The Canadian Centre on Substance Abuse and Addiction has released a report calling for a major narrowing of the guidelines for safe alcohol consumption.
The existing guidelines, published in 2011, advised that adult males should limit their consumption of alcohol to 15 drinks a week, and women to 10.
The Ottawa-based centre now says that reams of international research show conclusively that these amounts are too high.
The authors state that even moderate quantities of alcohol consumption are increasingly linked to a wide variety of damaging health conditions, including seven types of cancer, heart disease and cirrhosis of the liver.
Two proposals are made. First, Health Canada should set new guidelines, with two drinks a week confirmed as low-risk, and three to six a week as moderate risk.
Second, beverage containers should state clearly the number of standard drinks each contains, as consumers are often uncertain on this point.
The report raises serious issues, and deserves a full and receptive hearing. Yet the new guidelines come close to placing alcohol off limits, even in the most modest quantities.
They go far beyond the measures adopted in 20 other countries that report their guidelines. Australia’s guidelines, published in 2020, cite 10 drinks a week as the recommended maximum. Britain uses 14 drinks a week as the upper limit.
And here the report must be read with care, because the way in which the statistics are presented tends to maximize the risks associated with alcohol consumption.
First, all of the risk factors are given for individuals who began their alcohol consumption at age 15, and continued unabated throughout life.
There certainly are individuals who fit this category. And binge drinking in the teenage years is a definite health risk.
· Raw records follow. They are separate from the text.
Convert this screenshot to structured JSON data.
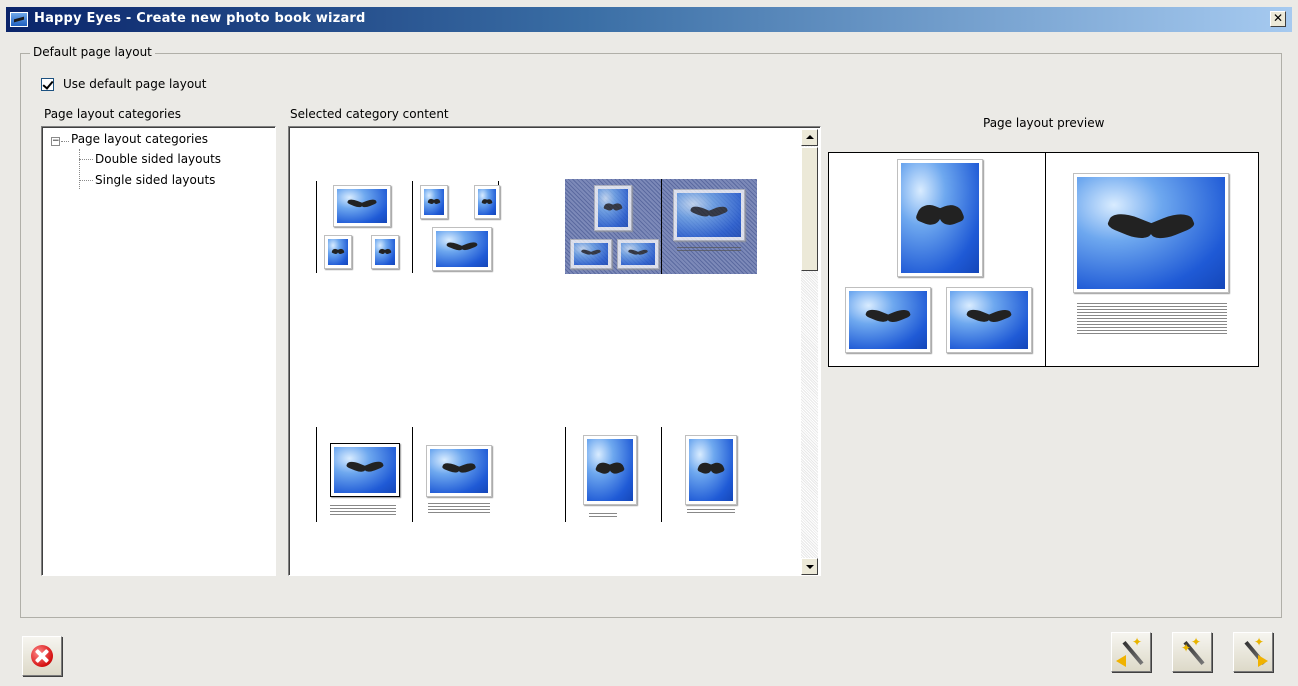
{
  "window": {
    "title": "Happy Eyes - Create new photo book wizard",
    "close_glyph": "✕"
  },
  "group": {
    "legend": "Default page layout"
  },
  "checkbox": {
    "label": "Use default page layout",
    "checked": true
  },
  "tree": {
    "header": "Page layout categories",
    "root": {
      "label": "Page layout categories",
      "expander": "−"
    },
    "children": [
      {
        "label": "Double sided layouts"
      },
      {
        "label": "Single sided layouts"
      }
    ]
  },
  "content": {
    "header": "Selected category content"
  },
  "preview": {
    "header": "Page layout preview"
  },
  "icons": {
    "cancel": "cancel-x-icon",
    "back": "wizard-back-icon",
    "magic": "wizard-wand-icon",
    "next": "wizard-next-icon"
  }
}
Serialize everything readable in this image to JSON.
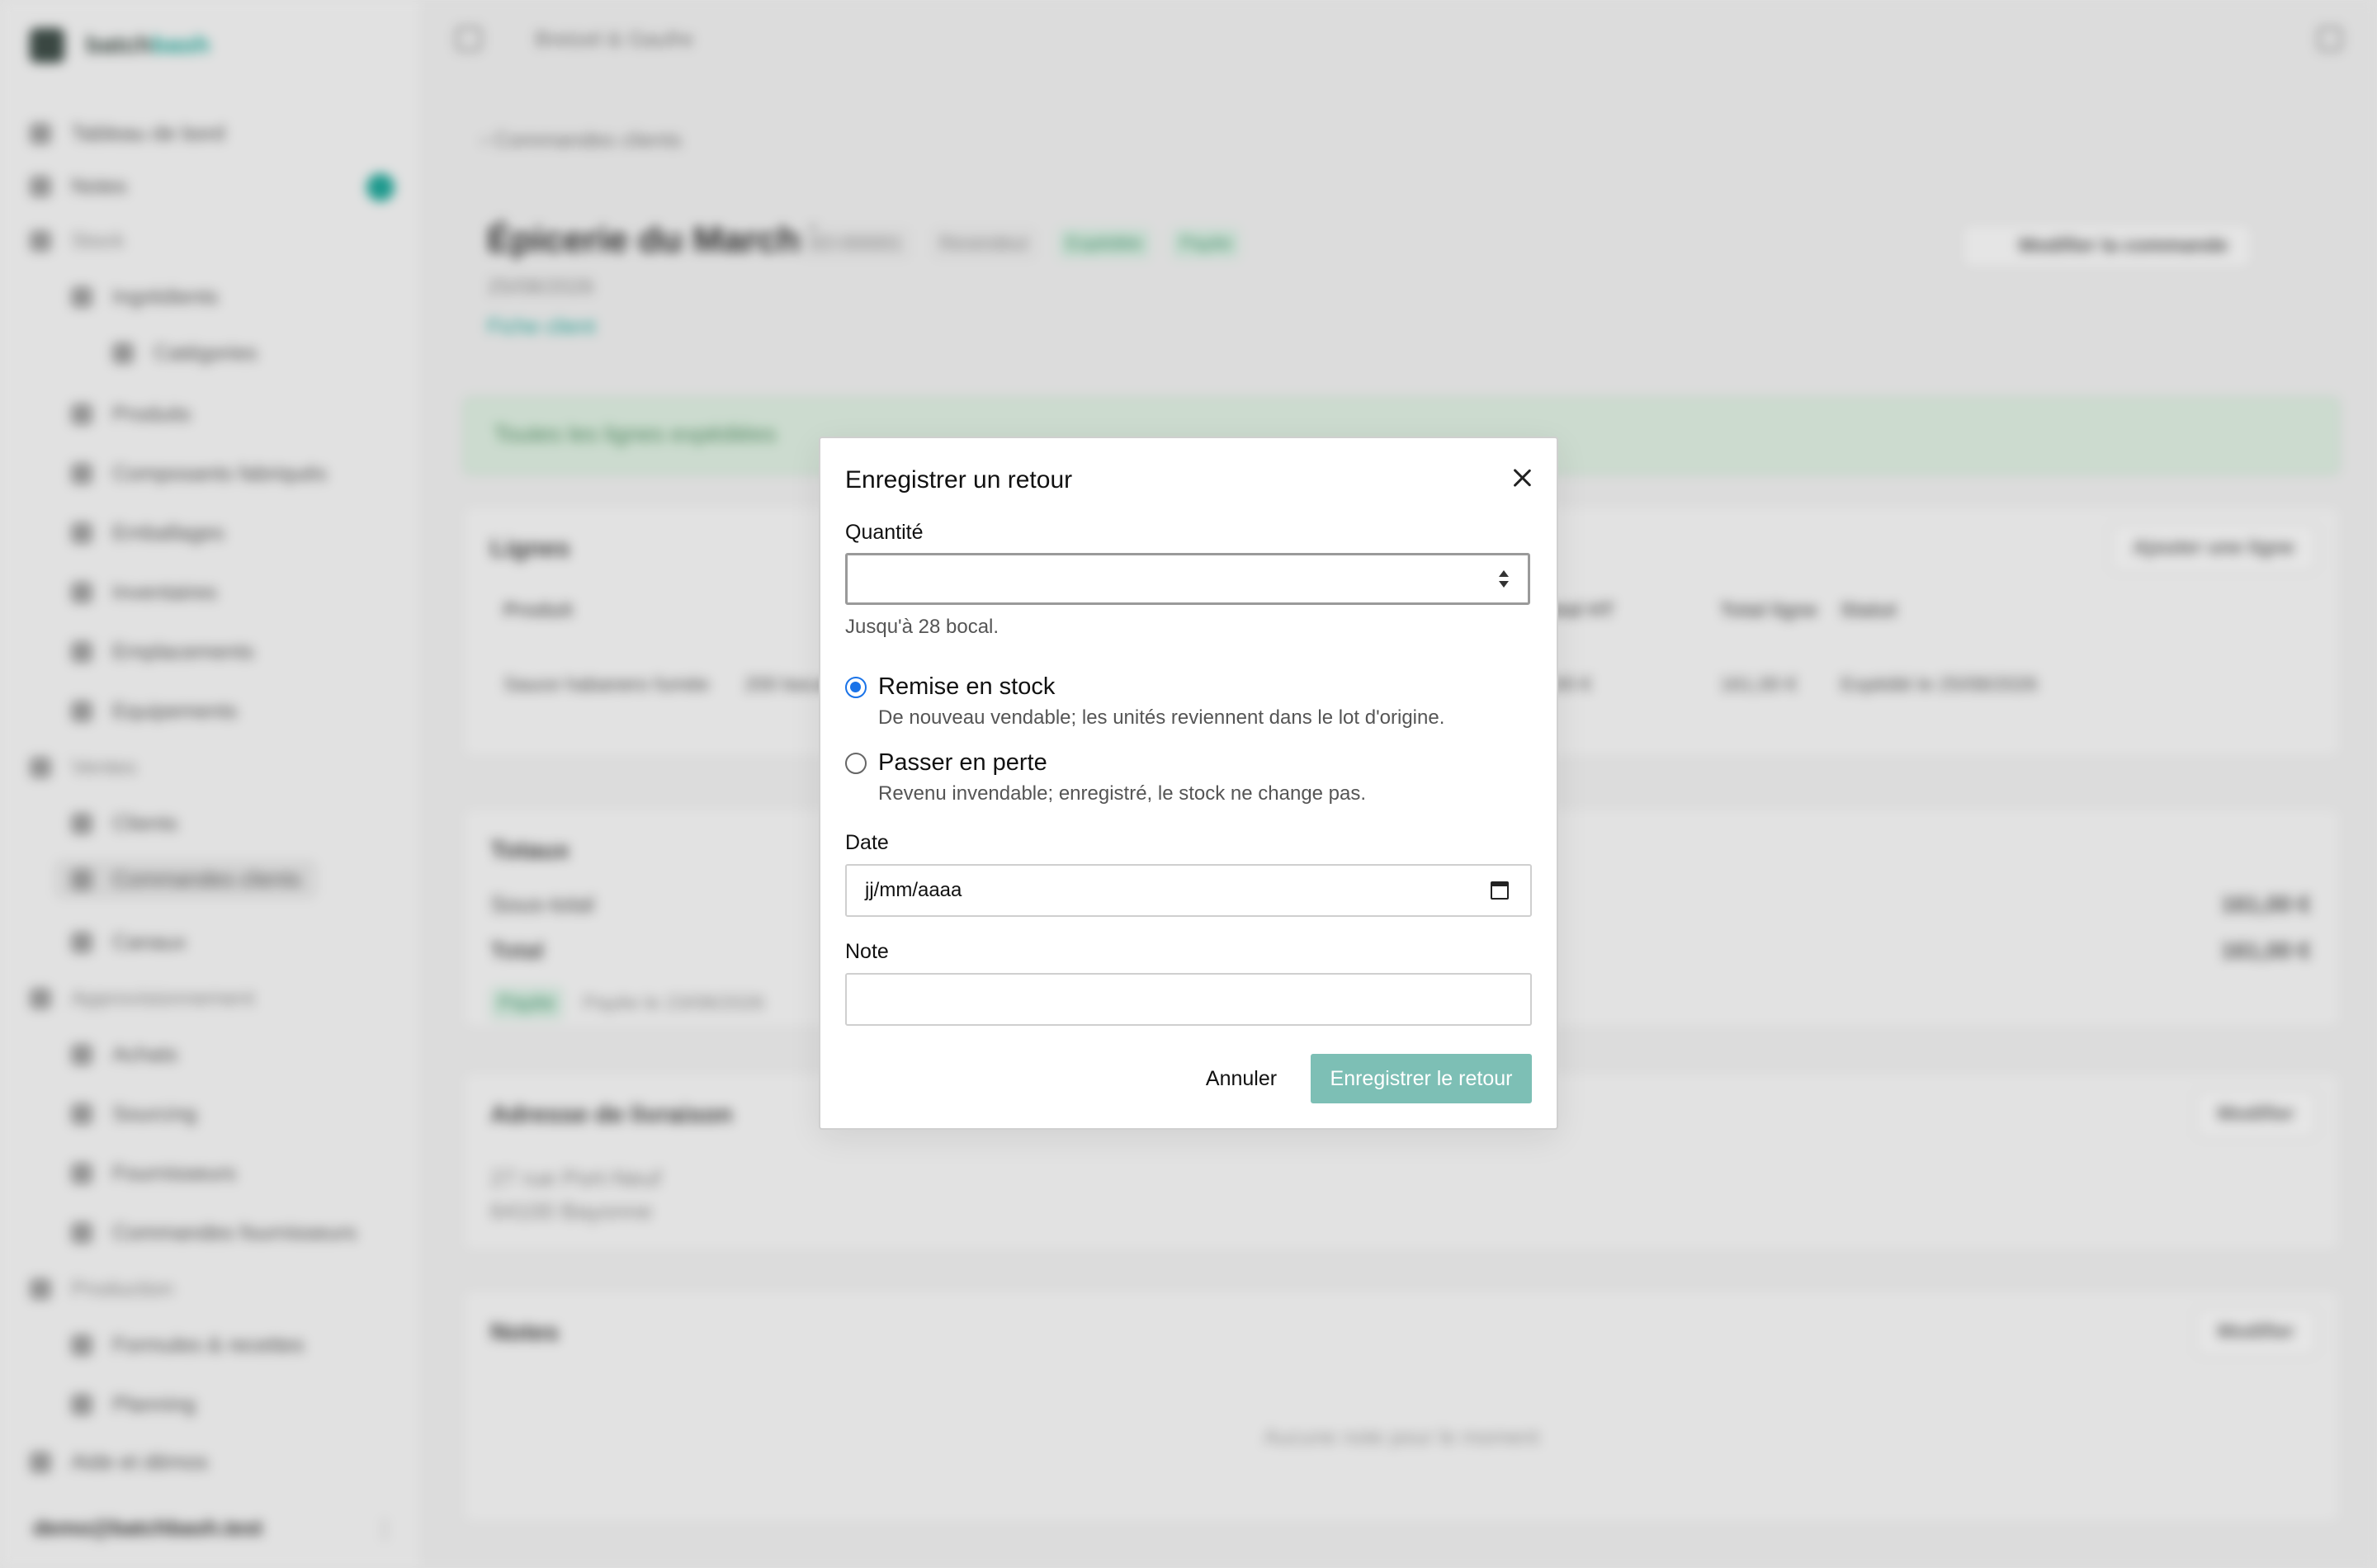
{
  "background": {
    "brand": {
      "name_a": "batch",
      "name_b": "bash"
    },
    "sidebar": {
      "items": [
        {
          "label": "Tableau de bord"
        },
        {
          "label": "Notes"
        },
        {
          "label": "Stock"
        },
        {
          "label": "Ingrédients"
        },
        {
          "label": "Catégories"
        },
        {
          "label": "Produits"
        },
        {
          "label": "Composants fabriqués"
        },
        {
          "label": "Emballages"
        },
        {
          "label": "Inventaires"
        },
        {
          "label": "Emplacements"
        },
        {
          "label": "Equipements"
        },
        {
          "label": "Ventes"
        },
        {
          "label": "Clients"
        },
        {
          "label": "Commandes clients"
        },
        {
          "label": "Canaux"
        },
        {
          "label": "Approvisionnement"
        },
        {
          "label": "Achats"
        },
        {
          "label": "Sourcing"
        },
        {
          "label": "Fournisseurs"
        },
        {
          "label": "Commandes fournisseurs"
        },
        {
          "label": "Production"
        },
        {
          "label": "Formules & recettes"
        },
        {
          "label": "Planning"
        },
        {
          "label": "Aide et démos"
        }
      ],
      "user": "demo@batchbash.test",
      "user_more": "⋮"
    },
    "topbar": {
      "breadcrumb": "Bretzel & Gaufre"
    },
    "order": {
      "back_link": "Commandes clients",
      "title": "Épicerie du Marché",
      "number": "SO-000001",
      "channel": "Revendeur",
      "status_shipped": "Expédiée",
      "status_paid": "Payée",
      "date": "25/08/2026",
      "client_link": "Fiche client",
      "edit_button": "Modifier la commande",
      "banner": "Toutes les lignes expédiées"
    },
    "lines": {
      "title": "Lignes",
      "add_button": "Ajouter une ligne",
      "headers": [
        "Produit",
        "Total HT",
        "Total ligne",
        "Statut"
      ],
      "row": {
        "product": "Sauce habanero fumée",
        "lot": "200 bocal",
        "unit": "7,00 €",
        "total": "161,00 €",
        "status": "Expédié le 25/08/2026"
      }
    },
    "totals": {
      "title": "Totaux",
      "subtotal_label": "Sous-total",
      "subtotal_value": "161,00 €",
      "total_label": "Total",
      "total_value": "161,00 €",
      "paid_pill": "Payée",
      "paid_text": "Payée le 23/08/2026"
    },
    "address": {
      "title": "Adresse de livraison",
      "edit_button": "Modifier",
      "line1": "27 rue Port-Neuf",
      "line2": "64100 Bayonne"
    },
    "notes": {
      "title": "Notes",
      "edit_button": "Modifier",
      "empty": "Aucune note pour le moment"
    }
  },
  "modal": {
    "title": "Enregistrer un retour",
    "quantity": {
      "label": "Quantité",
      "value": "",
      "hint": "Jusqu'à 28 bocal."
    },
    "options": [
      {
        "label": "Remise en stock",
        "description": "De nouveau vendable; les unités reviennent dans le lot d'origine.",
        "checked": true
      },
      {
        "label": "Passer en perte",
        "description": "Revenu invendable; enregistré, le stock ne change pas.",
        "checked": false
      }
    ],
    "date": {
      "label": "Date",
      "placeholder": "jj/mm/aaaa"
    },
    "note": {
      "label": "Note",
      "value": ""
    },
    "cancel_label": "Annuler",
    "submit_label": "Enregistrer le retour",
    "colors": {
      "submit_bg": "#7dbfb5",
      "radio_accent": "#1a73e8"
    }
  }
}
But what about people who take up social drinking later in life? What is their risk? The authors do not say, and the report offers no guidance on this point.
Second, in the main the calculations give only the percentage of increased risk associated with higher levels of consumption, but not the actual risk.
That’s an important omission, because if the baseline risk is minimal, several times that risk will still be very low.
For example, we’re told that women who consume one drink a day face three and a half times the risk of contracting liver cirrhosis than a non-drinker. But what is the actual risk? We’re not told.
There is another consideration. Understandably, given their mandate, the centre looked only at the risks associated with drinking.
Since clinically speaking any amount of alcohol carries with it at least some degree of risk, that led the authors to establish near-zero guidelines.
Yet alcohol, used sensibly, is also a source of pleasure to many. This is given no weight in the study.
Health Canada, which has a broader view, will have to incorporate some of the social factors missing here.
Since the report was published to solicit public comment, it would help if the centre could rework its numbers to make the absolute risks more clear. We understand an effort is underway to meet this need.
As it stands, readers can decide for themselves. The report can be found by searching for Lifetime Risk of Alcohol-Attributable Death and Disability at the website ccsa.ca.